Office of Dean Heller

Secretary of State

Filed 09/08/1999

C22168-99


ARTICLES OF INCORPORATION

OF

EASTGATE ACQUISITIONS CORPORATION


FIRST:  The name of this corporation is:


EASTGATE ACQUISITIONS CORPORATION


SECOND:  Its principal office in the State of Nevada is located at 502 East John Street, Carson City, Nevada, 89706. The name and address of its resident agent is CSC Services of Nevada, Inc., at the above address.


THIRD:  The nature of the business or objects or purposes proposed may be organized under the General Corporation Law of the State of Nevada;


     To engage in any lawful act or activity for which corporations may be organized under the General Corporation Law of the State of Nevada.


FOURTH:  The total authorized capital stock of the corporation is 20,000,000 at 0.0001 par value.


FIFTH:  The governing board of this corporation shall be known as directors, and the number of directors may from time to time be increased or decreased in such manner as shall be provided in the by-laws of this corporation, provided that the number of directors shall not be reduced to less than one unless there is less than one stockholder.
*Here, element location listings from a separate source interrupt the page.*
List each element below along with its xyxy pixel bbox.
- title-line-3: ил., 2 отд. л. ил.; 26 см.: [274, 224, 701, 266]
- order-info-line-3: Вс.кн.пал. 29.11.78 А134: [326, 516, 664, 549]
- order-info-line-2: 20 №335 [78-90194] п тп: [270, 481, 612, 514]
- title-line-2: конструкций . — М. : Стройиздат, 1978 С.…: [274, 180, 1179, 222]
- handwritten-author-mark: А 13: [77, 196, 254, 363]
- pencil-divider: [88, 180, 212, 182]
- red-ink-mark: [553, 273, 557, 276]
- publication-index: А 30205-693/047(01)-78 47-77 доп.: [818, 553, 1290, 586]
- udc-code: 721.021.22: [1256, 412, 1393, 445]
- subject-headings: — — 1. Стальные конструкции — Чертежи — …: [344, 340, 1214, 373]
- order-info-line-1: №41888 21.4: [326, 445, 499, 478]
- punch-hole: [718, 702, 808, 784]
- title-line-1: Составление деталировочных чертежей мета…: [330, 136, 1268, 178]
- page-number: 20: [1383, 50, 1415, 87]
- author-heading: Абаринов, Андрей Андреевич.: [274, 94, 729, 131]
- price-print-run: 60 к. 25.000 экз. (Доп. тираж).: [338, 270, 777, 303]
The name and post office address of the first board of directors, which shall be one in number, is as follows:


NAME                           POST OFFICE ADDRESS

Harry Winderman                2295 Corp Blvd., Suite 140

                               Boca Raton, FL 33431


SIXTH:  The corporation may indemnify any officer, director, employee, or agent or any officer, director, employee, or agent to the extent permitted by law.


SEVENTH:  The capital stock, after the amount of the subscription price,or par value, has been paid in, shall not be subject to assessment to pay the debts of the corporation.






<PAGE>


EIGHTH;  The name and post office address of the incorporator signing the articles of incorporation is as follows.
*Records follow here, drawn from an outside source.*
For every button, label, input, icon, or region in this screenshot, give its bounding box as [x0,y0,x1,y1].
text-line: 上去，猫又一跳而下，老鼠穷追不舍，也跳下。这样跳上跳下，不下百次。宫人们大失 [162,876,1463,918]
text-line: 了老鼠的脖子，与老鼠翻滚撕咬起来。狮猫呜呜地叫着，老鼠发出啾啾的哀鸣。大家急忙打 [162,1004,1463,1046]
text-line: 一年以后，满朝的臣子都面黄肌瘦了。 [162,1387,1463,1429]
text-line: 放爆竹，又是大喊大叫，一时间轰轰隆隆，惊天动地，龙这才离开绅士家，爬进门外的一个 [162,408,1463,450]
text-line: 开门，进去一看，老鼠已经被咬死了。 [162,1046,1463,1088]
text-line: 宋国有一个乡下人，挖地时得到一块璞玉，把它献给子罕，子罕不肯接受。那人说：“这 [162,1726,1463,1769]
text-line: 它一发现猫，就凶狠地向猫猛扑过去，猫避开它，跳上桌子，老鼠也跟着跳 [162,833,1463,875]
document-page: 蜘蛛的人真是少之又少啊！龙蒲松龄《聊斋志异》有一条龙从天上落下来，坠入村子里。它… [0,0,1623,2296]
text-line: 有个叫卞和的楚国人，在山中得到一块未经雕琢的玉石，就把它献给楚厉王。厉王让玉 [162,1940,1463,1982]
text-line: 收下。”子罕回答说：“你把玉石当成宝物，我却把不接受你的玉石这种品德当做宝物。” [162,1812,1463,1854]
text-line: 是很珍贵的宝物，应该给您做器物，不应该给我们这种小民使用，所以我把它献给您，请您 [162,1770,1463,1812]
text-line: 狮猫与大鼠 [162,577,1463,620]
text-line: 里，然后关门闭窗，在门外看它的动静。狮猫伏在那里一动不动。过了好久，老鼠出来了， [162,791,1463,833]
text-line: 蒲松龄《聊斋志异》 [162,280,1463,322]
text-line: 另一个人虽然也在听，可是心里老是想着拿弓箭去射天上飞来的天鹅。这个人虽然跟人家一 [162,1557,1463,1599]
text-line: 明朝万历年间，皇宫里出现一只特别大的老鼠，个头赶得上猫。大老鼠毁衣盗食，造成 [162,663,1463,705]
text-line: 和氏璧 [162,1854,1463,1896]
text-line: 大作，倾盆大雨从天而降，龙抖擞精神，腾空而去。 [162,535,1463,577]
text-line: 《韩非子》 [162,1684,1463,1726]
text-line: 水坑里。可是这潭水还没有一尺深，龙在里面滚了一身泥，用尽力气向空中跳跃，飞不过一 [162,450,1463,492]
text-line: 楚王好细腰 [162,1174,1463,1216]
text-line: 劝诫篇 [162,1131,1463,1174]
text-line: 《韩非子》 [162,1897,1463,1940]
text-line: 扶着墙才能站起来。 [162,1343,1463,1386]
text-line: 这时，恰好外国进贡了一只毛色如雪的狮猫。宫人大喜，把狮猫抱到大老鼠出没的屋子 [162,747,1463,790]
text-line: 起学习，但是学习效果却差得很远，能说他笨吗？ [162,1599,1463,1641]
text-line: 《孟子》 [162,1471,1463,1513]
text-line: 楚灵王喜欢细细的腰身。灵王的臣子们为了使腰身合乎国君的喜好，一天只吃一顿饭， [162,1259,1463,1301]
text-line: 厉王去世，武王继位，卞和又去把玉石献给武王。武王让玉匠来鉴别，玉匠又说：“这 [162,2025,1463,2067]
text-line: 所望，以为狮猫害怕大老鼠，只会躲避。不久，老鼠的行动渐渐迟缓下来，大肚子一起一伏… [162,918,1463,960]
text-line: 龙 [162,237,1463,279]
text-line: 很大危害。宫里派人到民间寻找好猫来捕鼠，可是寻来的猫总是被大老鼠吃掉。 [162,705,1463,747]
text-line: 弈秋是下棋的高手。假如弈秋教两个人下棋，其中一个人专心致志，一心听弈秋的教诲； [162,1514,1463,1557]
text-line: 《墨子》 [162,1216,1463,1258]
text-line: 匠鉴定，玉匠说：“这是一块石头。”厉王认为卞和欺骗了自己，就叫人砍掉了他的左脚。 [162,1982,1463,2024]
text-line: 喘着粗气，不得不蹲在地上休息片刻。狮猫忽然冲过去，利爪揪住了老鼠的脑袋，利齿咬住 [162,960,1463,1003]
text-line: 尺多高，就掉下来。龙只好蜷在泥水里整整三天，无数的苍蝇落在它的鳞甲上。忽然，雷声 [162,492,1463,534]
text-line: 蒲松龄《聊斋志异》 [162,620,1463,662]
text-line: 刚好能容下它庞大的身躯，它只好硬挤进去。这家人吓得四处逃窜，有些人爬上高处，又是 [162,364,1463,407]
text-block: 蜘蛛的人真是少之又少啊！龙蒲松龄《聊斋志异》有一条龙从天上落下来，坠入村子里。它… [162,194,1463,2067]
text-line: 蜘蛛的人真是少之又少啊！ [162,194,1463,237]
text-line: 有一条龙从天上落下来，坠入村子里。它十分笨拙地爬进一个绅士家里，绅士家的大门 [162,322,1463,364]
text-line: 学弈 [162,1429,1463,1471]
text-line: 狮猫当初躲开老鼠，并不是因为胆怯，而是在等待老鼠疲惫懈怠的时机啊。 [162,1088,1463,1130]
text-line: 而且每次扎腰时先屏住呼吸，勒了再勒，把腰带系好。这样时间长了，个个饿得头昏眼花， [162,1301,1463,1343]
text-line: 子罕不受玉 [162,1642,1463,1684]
NAME                            POST OFFICE ADDRESS

C. Woodgate                     502 East John Street

                                Carson City, NV 89706




NINTH:  The corporation is to have perpetual existence.


TENTH:  In furtherance and not in limitation of the powers conferred by statute, the board of directors is expressly authorized, subject to the by-laws, if any, adopted by the shareholders, to make, alter or amend the by-laws of the corporation.


ELEVENTH:  Meetings of stockholders may be held outside of the State of Nevada at such place or places as may be designated from time to time by the board of directors or in the by-laws of the corporation.


TWELFTH:  This corporation reserves the right to amend, alter, change or repeal any provision contained in the articles of incorporation, in the manner now or hereafter prescribed, and all rights conferred upon stockholders herein are granted subject to this reservation.


I, THE UNDERSIGNED, being the sole incorporator herein before named for the purpose of forming a corporation pursuant to the General Corporation Law of the State of Nevada, do make and file these articles of incorporation, hereby declaring and certifying that the facts herein stated are true, and accordingly have hereunto set my hand this 8th day of September, A.D. 1999.